The astonishing thing about Indian cricket is how consistently it has survived the bumbledom that is officialdom. For all the cloud-cover cast on India's 3-2 victory over South Africa by the spectacle of the Cronjes - Bertha and Hansie - putting something by for a rainy day, I believe that there was some intrinsic merit in the way Sourav Ganguly uplifted his team, after the depths it had plumbed under Sachin Tendulkar in Australia. Sourav, in my estimate, led India with `Pepsinewy' aptitude in the one-dayers against South Africa. Ganguly is clearly a no-nonsense leader of men. There has been so much nonsense spouted, recently, from the Indian cricket podium that Sourav needs to set the balance right the only way he knows to do - the cricketing way.

But our cricketers, by a peculiar conspiracy of circumstances, can now look only as assured as the Asia Cup commentators let them be. Here is where Ramiz Raja, Sunil Gavaskar, Ravi Shastri, Aamir Sohail, Ranjit Fernando and Harsha Bhogle have a rare rescue role to play, in resurrecting the game, by weighing their words with care every centimetre of the way. I say this not without some experience as a commentator myself. Progressively, I discovered that, on radio, the art was to wait for 10 seconds, or so, before committing yourself on any ticklish point. To my delight, by the device of being able to hear my own commentary through putting on an earphone while speaking, I found that this 10-second gap I gave, before speaking out, hardly showed - at least on radio. If anything, such a `breather', I found, permitted me to foreclose the possibility of a `visual' error. TV, as distinct from radio, is pre-eminently a visual medium.

But, even here, a five-second gap - before possibly saying something likely to be tinged with emotion - could help save the situation. No point in saying that to Tony Greig at this age and stage. But Aamir Sohail, being new to the job, is hopefully prepared to hear and learn.

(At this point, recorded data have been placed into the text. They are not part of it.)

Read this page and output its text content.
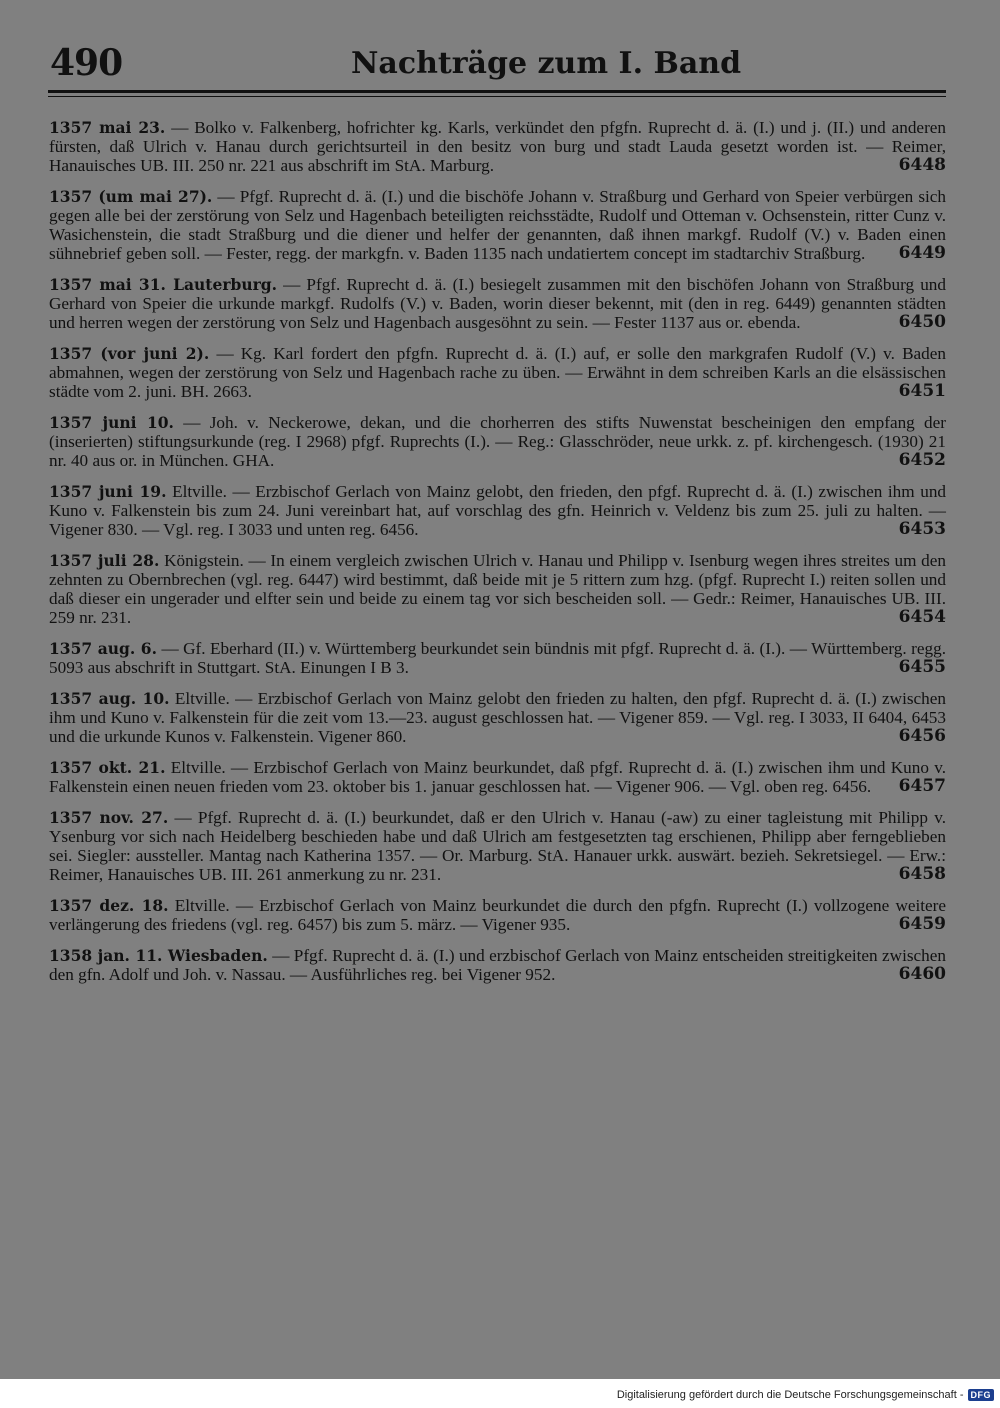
490	Nachträge zum I. Band
1357 mai 23. — Bolko v. Falkenberg, hofrichter kg. Karls, verkündet den pfgfn. Ruprecht d. ä. (I.) und j. (II.) und anderen fürsten, daß Ulrich v. Hanau durch gerichtsurteil in den besitz von burg und stadt Lauda gesetzt worden ist. — Reimer, Hanauisches UB. III. 250 nr. 221 aus abschrift im StA. Marburg.	6448
1357 (um mai 27). — Pfgf. Ruprecht d. ä. (I.) und die bischöfe Johann v. Straßburg und Gerhard von Speier verbürgen sich gegen alle bei der zerstörung von Selz und Hagenbach beteiligten reichsstädte, Rudolf und Otteman v. Ochsenstein, ritter Cunz v. Wasichenstein, die stadt Straßburg und die diener und helfer der genannten, daß ihnen markgf. Rudolf (V.) v. Baden einen sühnebrief geben soll. — Fester, regg. der markgfn. v. Baden 1135 nach undatiertem concept im stadtarchiv Straßburg. 6449
1357 mai 31. Lauterburg. — Pfgf. Ruprecht d. ä. (I.) besiegelt zusammen mit den bischöfen Johann von Straßburg und Gerhard von Speier die urkunde markgf. Rudolfs (V.) v. Baden, worin dieser bekennt, mit (den in reg. 6449) genannten städten und herren wegen der zerstörung von Selz und Hagenbach ausgesöhnt zu sein. — Fester 1137 aus or. ebenda.	6450
1357 (vor juni 2). — Kg. Karl fordert den pfgfn. Ruprecht d. ä. (I.) auf, er solle den markgrafen Rudolf (V.) v. Baden abmahnen, wegen der zerstörung von Selz und Hagenbach rache zu üben. — Erwähnt in dem schreiben Karls an die elsässischen städte vom 2. juni. BH. 2663.	6451
1357 juni 10. — Joh. v. Neckerowe, dekan, und die chorherren des stifts Nuwenstat bescheinigen den empfang der (inserierten) stiftungsurkunde (reg. I 2968) pfgf. Ruprechts (I.). — Reg.: Glasschröder, neue urkk. z. pf. kirchengesch. (1930) 21 nr. 40 aus or. in München. GHA.	6452
1357 juni 19. Eltville. — Erzbischof Gerlach von Mainz gelobt, den frieden, den pfgf. Ruprecht d. ä. (I.) zwischen ihm und Kuno v. Falkenstein bis zum 24. Juni vereinbart hat, auf vorschlag des gfn. Heinrich v. Veldenz bis zum 25. juli zu halten. — Vigener 830. — Vgl. reg. I 3033 und unten reg. 6456.	6453
1357 juli 28. Königstein. — In einem vergleich zwischen Ulrich v. Hanau und Philipp v. Isenburg wegen ihres streites um den zehnten zu Obernbrechen (vgl. reg. 6447) wird bestimmt, daß beide mit je 5 rittern zum hzg. (pfgf. Ruprecht I.) reiten sollen und daß dieser ein ungerader und elfter sein und beide zu einem tag vor sich bescheiden soll. — Gedr.: Reimer, Hanauisches UB. III. 259 nr. 231.	6454
1357 aug. 6. — Gf. Eberhard (II.) v. Württemberg beurkundet sein bündnis mit pfgf. Ruprecht d. ä. (I.). — Württemberg. regg. 5093 aus abschrift in Stuttgart. StA. Einungen I B 3.	6455
1357 aug. 10. Eltville. — Erzbischof Gerlach von Mainz gelobt den frieden zu halten, den pfgf. Ruprecht d. ä. (I.) zwischen ihm und Kuno v. Falkenstein für die zeit vom 13.—23. august geschlossen hat. — Vigener 859. — Vgl. reg. I 3033, II 6404, 6453 und die urkunde Kunos v. Falkenstein. Vigener 860.	6456
1357 okt. 21. Eltville. — Erzbischof Gerlach von Mainz beurkundet, daß pfgf. Ruprecht d. ä. (I.) zwischen ihm und Kuno v. Falkenstein einen neuen frieden vom 23. oktober bis 1. januar geschlossen hat. — Vigener 906. — Vgl. oben reg. 6456. 6457
1357 nov. 27. — Pfgf. Ruprecht d. ä. (I.) beurkundet, daß er den Ulrich v. Hanau (-aw) zu einer tagleistung mit Philipp v. Ysenburg vor sich nach Heidelberg beschieden habe und daß Ulrich am festgesetzten tag erschienen, Philipp aber ferngeblieben sei. Siegler: aussteller. Mantag nach Katherina 1357. — Or. Marburg. StA. Hanauer urkk. auswärt. bezieh. Sekretsiegel. — Erw.: Reimer, Hanauisches UB. III. 261 anmerkung zu nr. 231.	6458
1357 dez. 18. Eltville. — Erzbischof Gerlach von Mainz beurkundet die durch den pfgfn. Ruprecht (I.) vollzogene weitere verlängerung des friedens (vgl. reg. 6457) bis zum 5. märz. — Vigener 935.	6459
1358 jan. 11. Wiesbaden. — Pfgf. Ruprecht d. ä. (I.) und erzbischof Gerlach von Mainz entscheiden streitigkeiten zwischen den gfn. Adolf und Joh. v. Nassau. — Ausführliches reg. bei Vigener 952.	6460
Digitalisierung gefördert durch die Deutsche Forschungsgemeinschaft - DFG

The rest are too seasoned to need any guidelines. Sunil Gavaskar, for his part, has already demonstrated, vis-a-vis Geoffrey Boycott, how this five-second gap could be tellingly employed to score points on TV. But no telecaster, in this Asia Cup, is there to score points. He is there to assist the game of cricket in the huge task of recapturing its sonorous aura on the small screen. How one wishes they had got over someone like Richie Benaud to talk to the commentary team - before this Asia Cup got under way.

For the Asia Cup telecasters, as `team members', are charged, this time out, with the kind of inspirational task that cries out for, say, a Vijay Merchant from a different `no-win' situation in a different era. As Chairman of Selectors, I recall Vijay Merchant's wanting (inside a closed CCI room with not one intruder present) the whole Indian touring team (of no-hopers) that he had helped pick, early in 1971.

The pep talk that Vijay Merchant came up with, on that occasion, so galvanised one Sunil Gavaskar that, as a stripling, Sunny boy came up with 774 runs from 8 innings in 4 Tests (ave 154.80) - with a scoreline of 65 and 67 not out; 116 and 64 not out; 1 and 117 not out; 124 and 220.

Today Sunil Gavaskar and his co-commentators, in this Asia Cup, would do well to keep - at the back of their mind all the time - that there are those who believe that cricket, on our television set, can never look the same again. Such `set' thinking they have to prove radically wrong - as ones telecast in the mould. To the extent television rises to the occasion in cricket's hour of peril will players - there in the middle - be encouraged to deliver. The two are intertwined as never before, now in Dhaka. Cricketers want to get back the feel of being watched, as before, for their skills. Telecasters have to carry the conviction of one-day cricket being worth viewing all the way - as before. The words must match the action. They always did. They have to do so even more now - or never! It is a moment in which we want `vision' on television.